I Do Not Believe It

********** SPOILER ALERT / SPOILER ALERT / SPOILER ALERT **********

Everything was in place; an eager fan base who have been waiting for six years, returning characters who really wanted to reprise their roles, a director/writer who knew what he was doing because he created the characters and a proper film budget. So why does The X-Files: I Want to Believe fail so badly?

Women are being abducted in the hills of Virginia and the only clues to their disappearances are human remains that are turning up by the side of the highway. The FBI are at a loss and call in a priest who claims to be psychic but is also a convicted paedophile. Former X-Files investigators Dr. Dana Scully and Fox Mulder are bought on board to help find the answers. They are unwilling to visit their dark past but Mulder’s persistence uncovers a bizarre secret medical experiment.

Does this plot sounds like an exciting cinematic adventure in the alien conspiracy world of the X-Files, or does it sound like an average television episode? The first movie was brilliant, with aliens, cavemen, conspiracy, spaceships, bombs, shootings and Martin Landau – it was big and bold and exciting. Not this new outing – it is average, spectacularly so.

Both the central characters have changed radically and the ‘will-they-won’t-they’ aspect has been removed. It feels as if the emotional heart of the X-Files has been cut out in an illegal transplant theft. Scully’s sweet-sickly patient is just embarrassing. The whole thing just feels like it has missed its chance by not coming back sooner and by being such a low key affair.

That is not to say it is a bad film, it works as a good police/serial killer drama. The chilly, snowbound setting is ideal, even if it is obviously Canada. The film has some great moments; Mulder’s humour, the chase on the construction site, Skinner, Scully’s reaction to a known paedophile and Mulder’s beard (what is it with Duchovny’s face? He looks like he’s wearing a Mulder mask – really odd).
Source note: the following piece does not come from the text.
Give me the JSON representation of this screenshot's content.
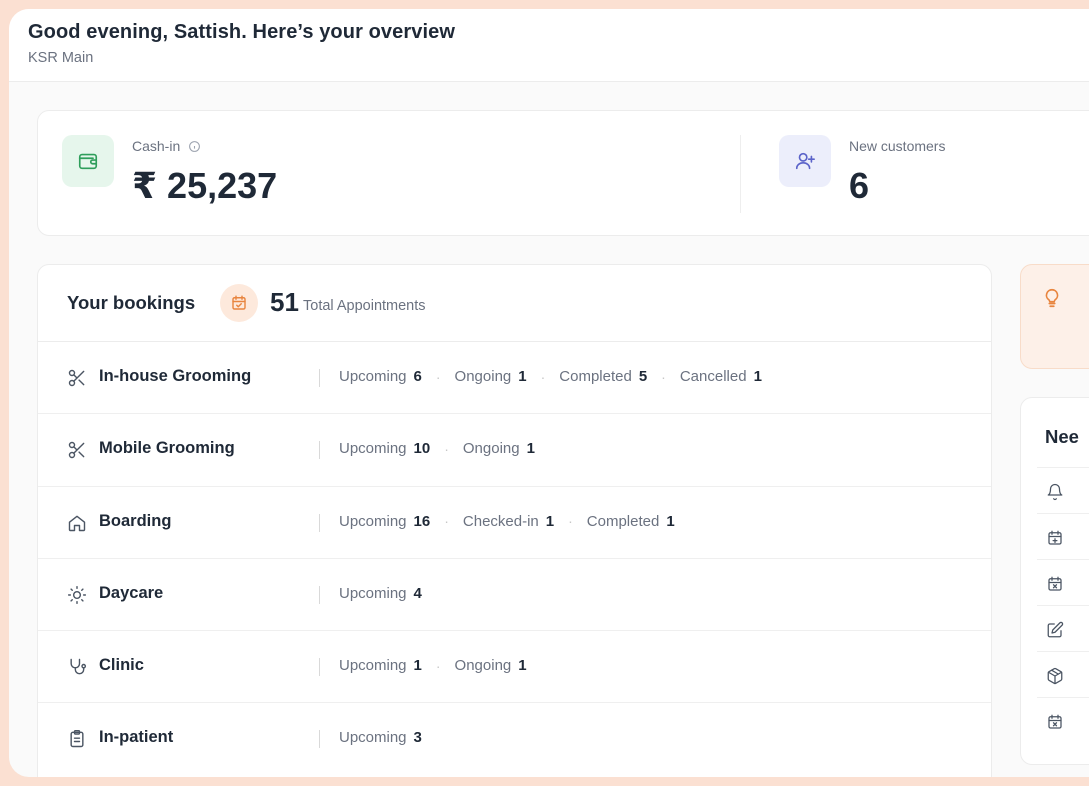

There is plenty in there for proper X-o-philes; the reuse of local Canadian actors that had appeared in the television series, the Nutter feed store, Mulder’s mobile phone address book and his wall of cuttings and Chris Carter’s cameo. When Mulder and Scully enter FBI Headquarters, they stop in front of a picture of President Bush, as they look at it the X-Files theme plays - spooky.

This film tanked in the US and there were only three other people in the cinema with me so this pretty much means the end of Mulder and Scully. Maybe they should investigate how they go killed by something so mundane.

“Don’t give up.”

4 Comments

  1. Bronte
    Posted August 7, 2008 at 3:06 pm | Permalink

    I went to see this with my friend Andrea. In the theatre were us and three single fat hairy guys (who I’m not convinced weren’t touching themselves). I agree that the movie didn’t quite work and that Duchovny’s beard looked like a dead rat but that the return of Skinner was shriek-inducing. Love that baldy.

  2. Nelson Galaxy
    Posted August 8, 2008 at 1:00 pm | Permalink

    Hey Bronte, hope everything is going great. It’s a shame Skinner couldn’t save the X-Files franchise. They should have used Tombs or Krycek or Flukeman - anyone would have been better than flipping Billy Colony. Sheesh.

  3. Posted August 9, 2008 at 2:06 pm | Permalink

    Who is Billy Colony?

  4. Nelson Galaxy
    Posted August 11, 2008 at 12:40 pm | Permalink

    Who’s Billy? Who’s Billy? Who’s Billy?